There is no way you can know that the driver who cuts in front of your car on the highway is in a panic trying to get his pregnant wife to the hospital. Or that the child having a loud tantrum in the park is in pain from an impacted tooth. Or the impatient waitress is exhausted near the end of working a double shift and her feet are killing her. Or the short-tempered boss is anxious because he has recently learned his mother has been diagnosed with a life-threatening illness. You don’t know these things until you know. And if you knew, it might soften your judgements, increase your patience.
The Native American saying, “You can never know another person until you walk a mile in their moccasins” is so true.
There is one assumption that kindness makes. That assumption is: to be human is to be fallible. All of us are fragile, fearful. We have all been wounded. Every one of us is suffering to one degree or another. It is the human condition. To see the human condition of another person invites compassion. Having compassion invites kindness. Having kindness invites the willingness to form loving human connection, person to person.
When we come from the place of Don’t assume, Don’t judge, Don’t blame, it is so much easier to be kind and to make that person-to-person human connection.
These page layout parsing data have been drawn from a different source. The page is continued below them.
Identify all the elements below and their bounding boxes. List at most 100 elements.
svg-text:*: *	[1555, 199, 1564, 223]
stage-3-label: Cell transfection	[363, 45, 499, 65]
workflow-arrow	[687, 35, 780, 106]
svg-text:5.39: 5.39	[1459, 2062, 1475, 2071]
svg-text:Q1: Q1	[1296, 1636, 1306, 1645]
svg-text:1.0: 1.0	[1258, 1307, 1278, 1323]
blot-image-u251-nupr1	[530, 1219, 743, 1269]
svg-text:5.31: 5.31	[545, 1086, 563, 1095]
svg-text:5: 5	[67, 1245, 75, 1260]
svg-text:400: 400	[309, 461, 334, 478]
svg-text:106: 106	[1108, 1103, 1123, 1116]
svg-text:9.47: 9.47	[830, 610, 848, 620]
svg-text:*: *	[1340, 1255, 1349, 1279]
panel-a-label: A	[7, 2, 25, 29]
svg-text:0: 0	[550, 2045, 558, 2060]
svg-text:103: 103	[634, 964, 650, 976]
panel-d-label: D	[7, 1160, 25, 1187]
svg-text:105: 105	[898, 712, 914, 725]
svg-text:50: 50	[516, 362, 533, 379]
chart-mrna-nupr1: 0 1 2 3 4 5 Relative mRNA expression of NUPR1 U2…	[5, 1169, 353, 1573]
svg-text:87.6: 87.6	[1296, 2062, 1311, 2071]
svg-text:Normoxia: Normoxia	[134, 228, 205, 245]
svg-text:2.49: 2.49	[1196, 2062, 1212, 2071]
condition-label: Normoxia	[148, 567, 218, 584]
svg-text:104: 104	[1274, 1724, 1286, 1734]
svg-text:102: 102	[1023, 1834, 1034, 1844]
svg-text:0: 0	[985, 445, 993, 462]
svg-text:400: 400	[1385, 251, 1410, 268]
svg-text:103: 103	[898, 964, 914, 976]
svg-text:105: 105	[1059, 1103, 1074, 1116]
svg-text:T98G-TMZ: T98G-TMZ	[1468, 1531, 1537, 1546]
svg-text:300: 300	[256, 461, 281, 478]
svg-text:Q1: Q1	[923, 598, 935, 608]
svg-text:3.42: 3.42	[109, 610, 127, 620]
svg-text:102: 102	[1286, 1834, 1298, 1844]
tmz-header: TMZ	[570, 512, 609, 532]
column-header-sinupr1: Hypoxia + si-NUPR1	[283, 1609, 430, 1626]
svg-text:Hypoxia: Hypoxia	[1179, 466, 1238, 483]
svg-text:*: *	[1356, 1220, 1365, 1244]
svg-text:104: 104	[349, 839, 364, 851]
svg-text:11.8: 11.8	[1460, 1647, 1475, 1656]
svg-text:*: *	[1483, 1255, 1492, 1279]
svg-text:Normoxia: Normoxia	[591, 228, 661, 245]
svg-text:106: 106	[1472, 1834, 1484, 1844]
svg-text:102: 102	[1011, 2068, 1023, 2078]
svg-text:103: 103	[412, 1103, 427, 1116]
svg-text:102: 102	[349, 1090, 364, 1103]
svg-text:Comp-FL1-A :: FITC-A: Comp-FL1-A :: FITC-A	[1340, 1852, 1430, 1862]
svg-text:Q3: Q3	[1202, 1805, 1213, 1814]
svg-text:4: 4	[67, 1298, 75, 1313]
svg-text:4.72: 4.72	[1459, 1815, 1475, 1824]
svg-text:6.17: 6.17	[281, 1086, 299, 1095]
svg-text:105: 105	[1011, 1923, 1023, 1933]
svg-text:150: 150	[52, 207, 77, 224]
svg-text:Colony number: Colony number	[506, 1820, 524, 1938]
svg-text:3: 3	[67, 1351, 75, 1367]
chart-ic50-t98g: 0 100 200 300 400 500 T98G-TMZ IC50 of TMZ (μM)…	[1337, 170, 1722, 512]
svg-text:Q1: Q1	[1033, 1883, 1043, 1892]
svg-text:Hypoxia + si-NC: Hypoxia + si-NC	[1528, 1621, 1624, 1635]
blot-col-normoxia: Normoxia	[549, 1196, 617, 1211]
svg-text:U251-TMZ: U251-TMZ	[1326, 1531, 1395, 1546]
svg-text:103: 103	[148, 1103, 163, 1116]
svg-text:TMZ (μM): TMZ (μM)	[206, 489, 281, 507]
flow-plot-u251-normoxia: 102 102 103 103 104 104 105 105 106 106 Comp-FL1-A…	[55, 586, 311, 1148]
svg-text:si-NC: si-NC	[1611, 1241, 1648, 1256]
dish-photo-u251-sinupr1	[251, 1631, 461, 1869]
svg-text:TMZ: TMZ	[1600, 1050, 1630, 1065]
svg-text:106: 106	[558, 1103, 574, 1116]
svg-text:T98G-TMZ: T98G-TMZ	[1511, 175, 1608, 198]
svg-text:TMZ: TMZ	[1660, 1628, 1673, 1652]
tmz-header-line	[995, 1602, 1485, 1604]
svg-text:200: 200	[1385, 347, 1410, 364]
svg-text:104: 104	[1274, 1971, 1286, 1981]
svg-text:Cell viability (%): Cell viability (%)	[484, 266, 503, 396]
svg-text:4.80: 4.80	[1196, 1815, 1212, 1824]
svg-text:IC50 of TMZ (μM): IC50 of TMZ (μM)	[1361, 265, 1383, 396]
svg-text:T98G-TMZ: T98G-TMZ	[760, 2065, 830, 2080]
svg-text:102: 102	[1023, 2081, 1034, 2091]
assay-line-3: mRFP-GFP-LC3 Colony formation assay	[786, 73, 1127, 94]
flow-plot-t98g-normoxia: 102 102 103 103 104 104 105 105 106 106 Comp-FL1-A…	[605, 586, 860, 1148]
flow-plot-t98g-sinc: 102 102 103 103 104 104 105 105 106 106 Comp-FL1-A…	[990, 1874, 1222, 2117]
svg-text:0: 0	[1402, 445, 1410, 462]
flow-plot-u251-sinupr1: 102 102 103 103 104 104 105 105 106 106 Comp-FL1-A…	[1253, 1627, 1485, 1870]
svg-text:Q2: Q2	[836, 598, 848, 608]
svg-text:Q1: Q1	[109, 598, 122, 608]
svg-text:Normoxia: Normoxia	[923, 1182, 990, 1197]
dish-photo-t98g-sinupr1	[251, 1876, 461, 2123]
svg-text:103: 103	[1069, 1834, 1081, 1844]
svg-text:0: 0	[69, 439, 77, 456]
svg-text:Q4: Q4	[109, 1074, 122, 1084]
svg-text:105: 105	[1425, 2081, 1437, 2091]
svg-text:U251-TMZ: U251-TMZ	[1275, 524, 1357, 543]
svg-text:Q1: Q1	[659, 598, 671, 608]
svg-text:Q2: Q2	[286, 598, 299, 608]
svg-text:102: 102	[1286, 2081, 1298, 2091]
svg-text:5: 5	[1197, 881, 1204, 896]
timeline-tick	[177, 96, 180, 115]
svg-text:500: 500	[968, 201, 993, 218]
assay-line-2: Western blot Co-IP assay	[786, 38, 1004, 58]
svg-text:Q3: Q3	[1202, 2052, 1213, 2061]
Here’s a story about making assumptions.
Every town has one. An odd, disheveled weirdo, man or woman, young or old. Bob (not his real name), was the one in our town. For several years he would be seen hanging out on street corners, staring at traffic, muttering to himself. He was always dressed in a wrinkled army camouflage outfit, with black combat boots and unkempt, greasy black hair. Nobody knew where he came from, where he lived or how he supported himself. There was an edginess and an air about him that said, “stay away”. And everyone did.
I was setting up, getting ready to play a gig with my band at the local bookstore/café, when Bob walks in carrying a flute case. He comes up to me and haltingly asks if he could sit in and play a tune with us. I’m curious and say, “Sure. Why not.” Bob proceeds to open his case and slowly, gently takes out a beautiful, shiny silver flute. He cradles the instrument in his hands as if it is a newborn babe or precious jewel. We start to play our first set and Bob finds a seat at the back of the room. After a while, I invite him to come up and play a simple ballad with us, figuring he couldn’t screw it up too badly. We start the theme, and he steps up to the microphone and begins to play the most beautiful, heartfelt melodic flute music I had ever heard. We were all spellbound . . .band, audience, cooks, servers. To hear such beauty come from this person we had all dismissed as some “wacko” blew our minds. He stayed on and played the entire gig with us and finished to a standing ovation.
I spoke to him afterwards. Seems he was classically trained at Julliard in New York and other prestigious music schools and had played in concerts with symphony orchestras.
This was twenty years ago. A month after this incident, he disappeared and was never seen on the streets of our town again.